Pandora's Box (1929)
David Jeffers

Saturday July 15, 8:20pm The Castro, San Francisco
" . . . watch out for this girl!"
It is doubtful any film actress in the nineteen-twenties displayed a greater sense of overt sexuality on screen than Louise Brooks. With a spate of popular Hollywood films under her belt including The Show-Off (1926), A Girl In Every Port (1928) and Beggars Of Life (1928), she thumbed her nose at Paramount and broke her contract to star in what would be her two greatest films, Pandora’s Box (Die Buchse der Pandora) and Diary of a Lost Girl (Das Tagebuch Einer Verlorenen), both with German director G. W. Pabst in 1929. These two films would elevate a good director to near-legendary status, make a cultural icon out of Brooks and virtually destroy the rest of her acting career in the process. Returning to Hollywood in 1931, she was relegated to supporting roles and B movies, before retiring in obscurity less than ten years later.

Lulu . . .
Based on two plays written by Frank Wedekind, Pandora’s Box is the story of Lulu (Brooks), a tempting, amoral beauty no man can resist, usually with tragic results. Pabst successfully created a separate and distinctive mood for each part of the story, which follows Lulu from her privileged life as a kept woman, through a disastrous marriage, into fugitive flight and her eventual demise in poverty.
The theater sequence with its animated back-stage chaos, scantily dressed dancers, acrobats and frantic stagehands, is a dazzling showcase with Brooks as its centerpiece. The arrival of her ‘patron’ Dr. Schoen (Fritz Kortner) with his fiancée sparks sexual tension that is matched only by Lulu’s ferocious kicking, screaming tantrum and its erotic overtones. When Lulu and her friends flee Berlin after her conviction at Dr. Schoen's murder trial they find themselves aboard a claustrophobic, smoke filled gambling boat they are soon desperate to escape. They arrive in London, which Pabst shrouds in a murky darkness, and languish amid the squalor of their hiding place.
Pabst' lingering images of Brooks, sparkling in jewels and bursting with energy are the embodiment of pure sexuality on film. Considered far too controversial by 1929 standards, Pandora’s Box was severely cut by German censors who objected to elements of pandering, prostitution and lesbianism in the story.

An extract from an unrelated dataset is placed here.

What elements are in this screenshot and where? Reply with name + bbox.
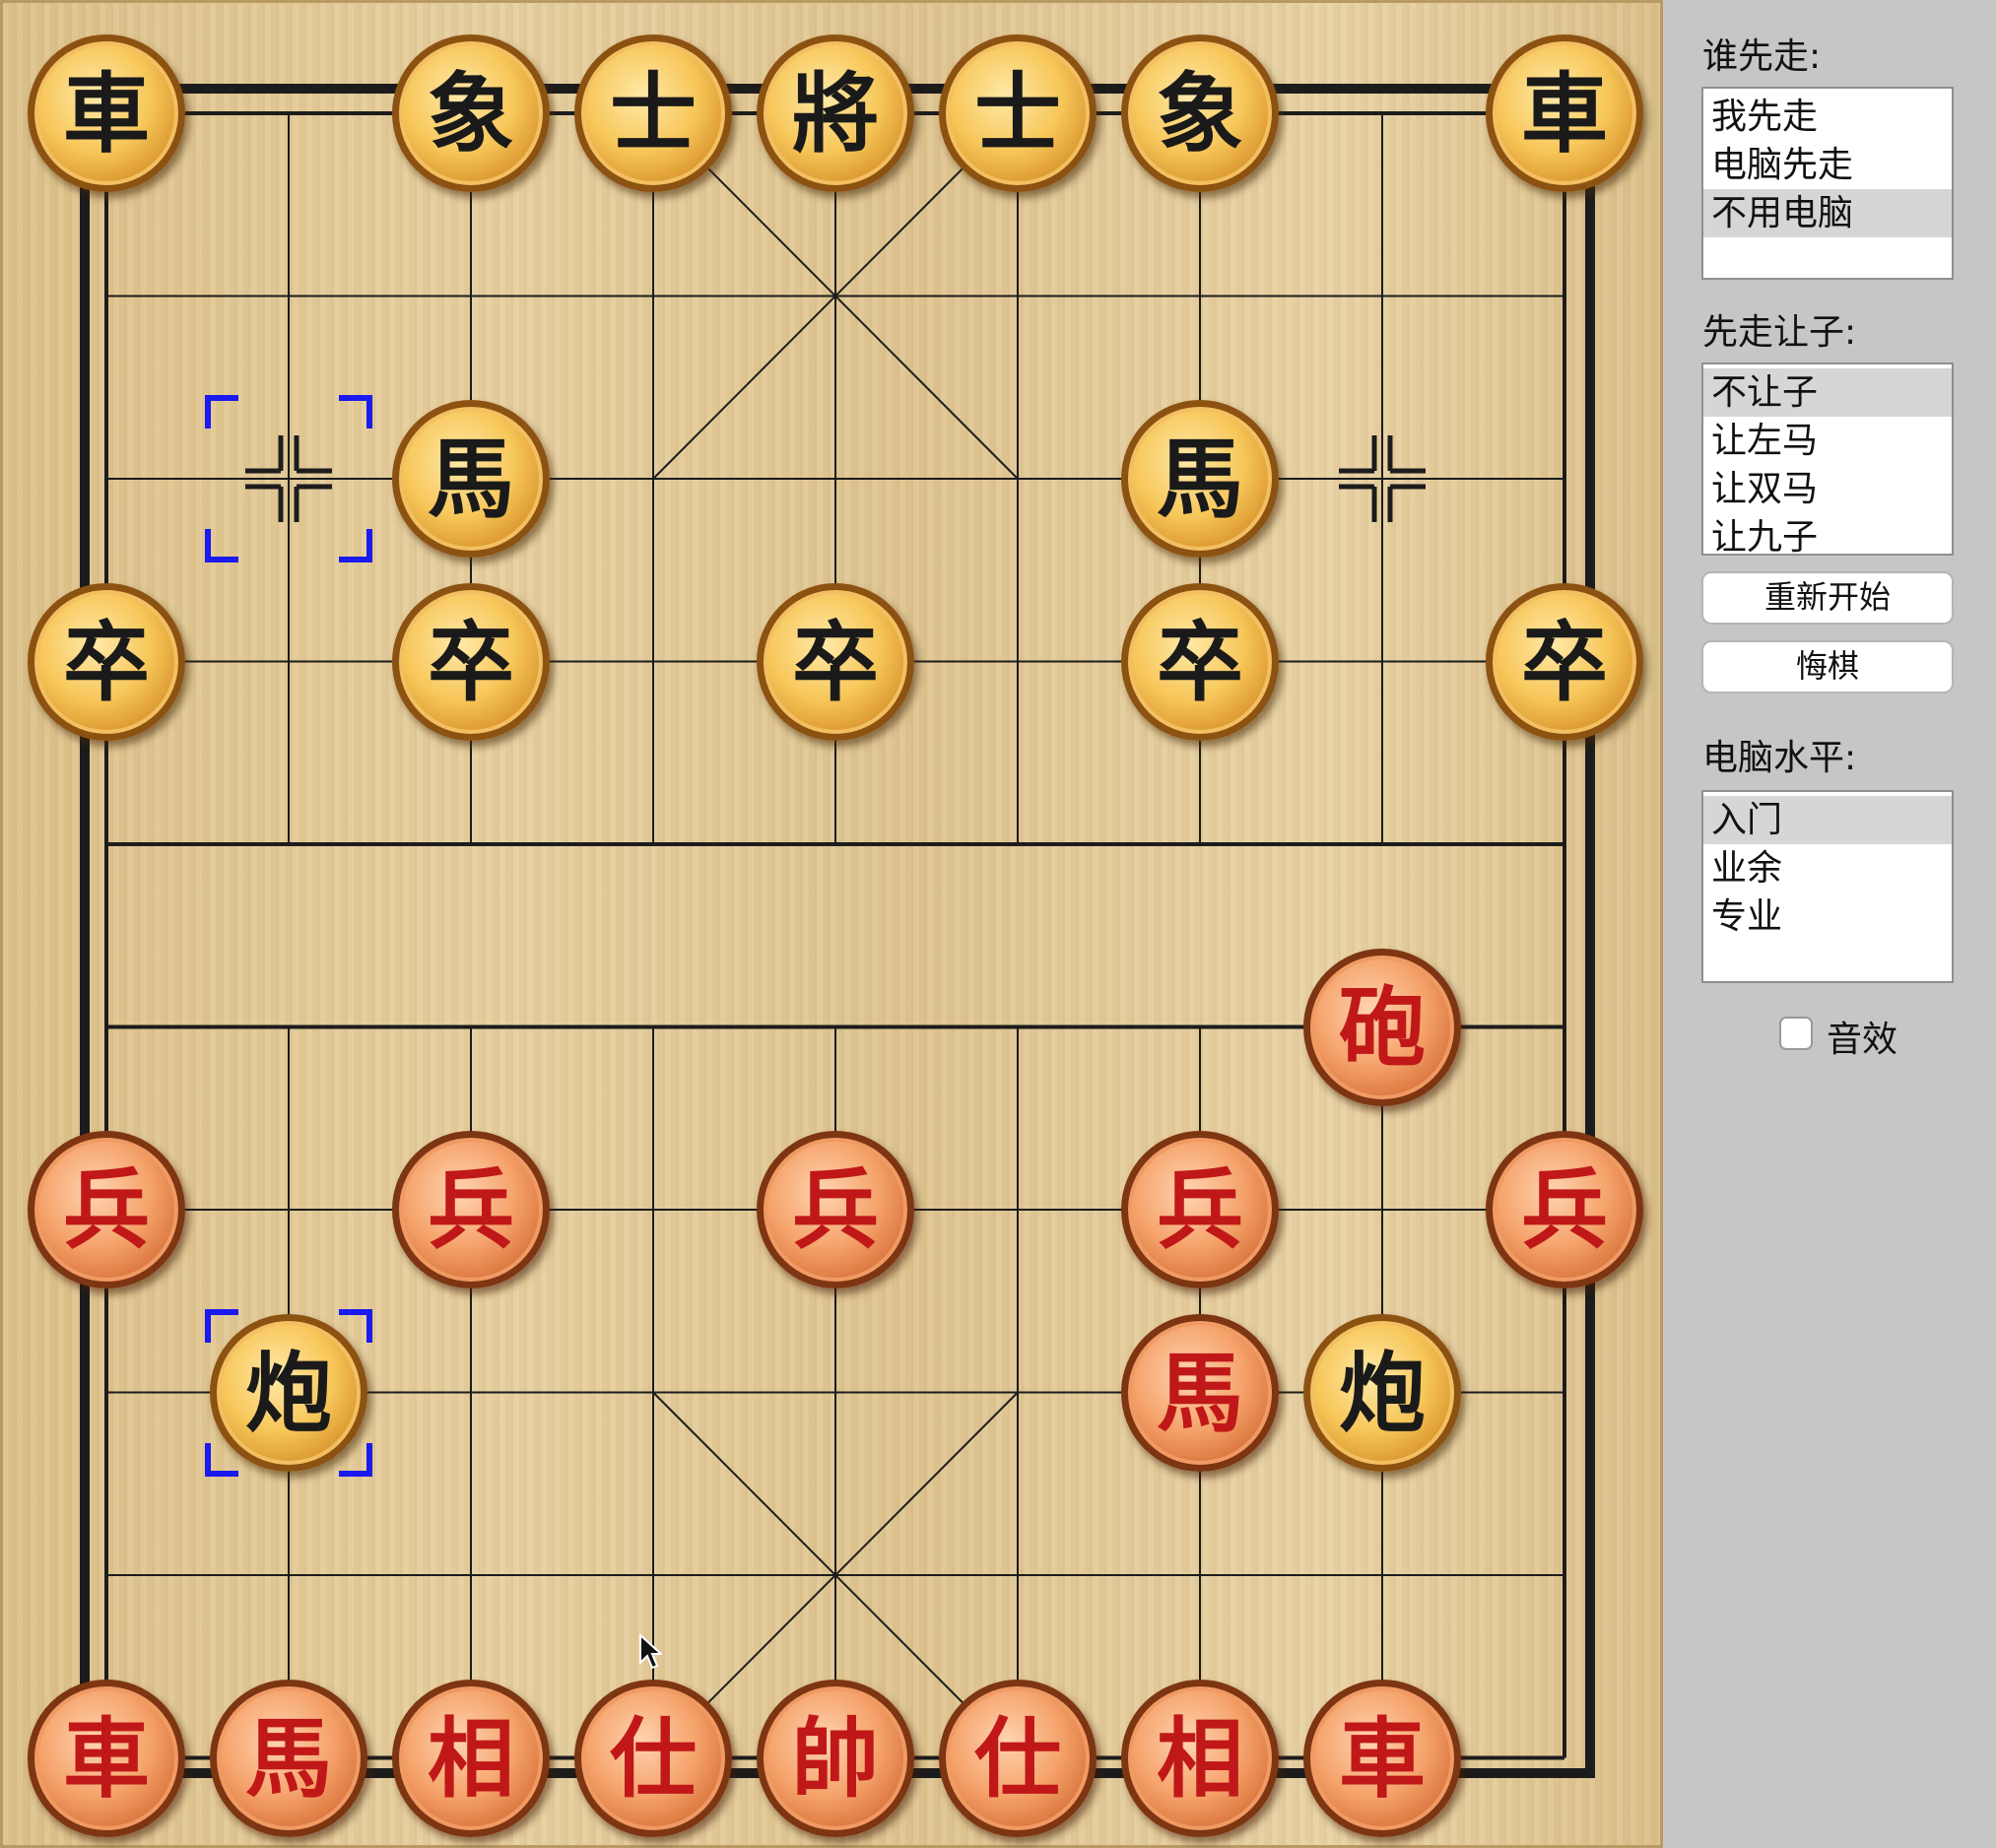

The 11th annual San Francisco Silent Film Festival concludes it's second night with a new print of Pandora's Box, introduced by Thomas Gladysz of the Louise Brooks Society. The program also includes trailers from The American Venus (1926), Brook's second film, which is now considered lost.
Live musical accompaniment for Pandora’s Box will be performed by Clark Wilson at the Castro’s Wurlitzer.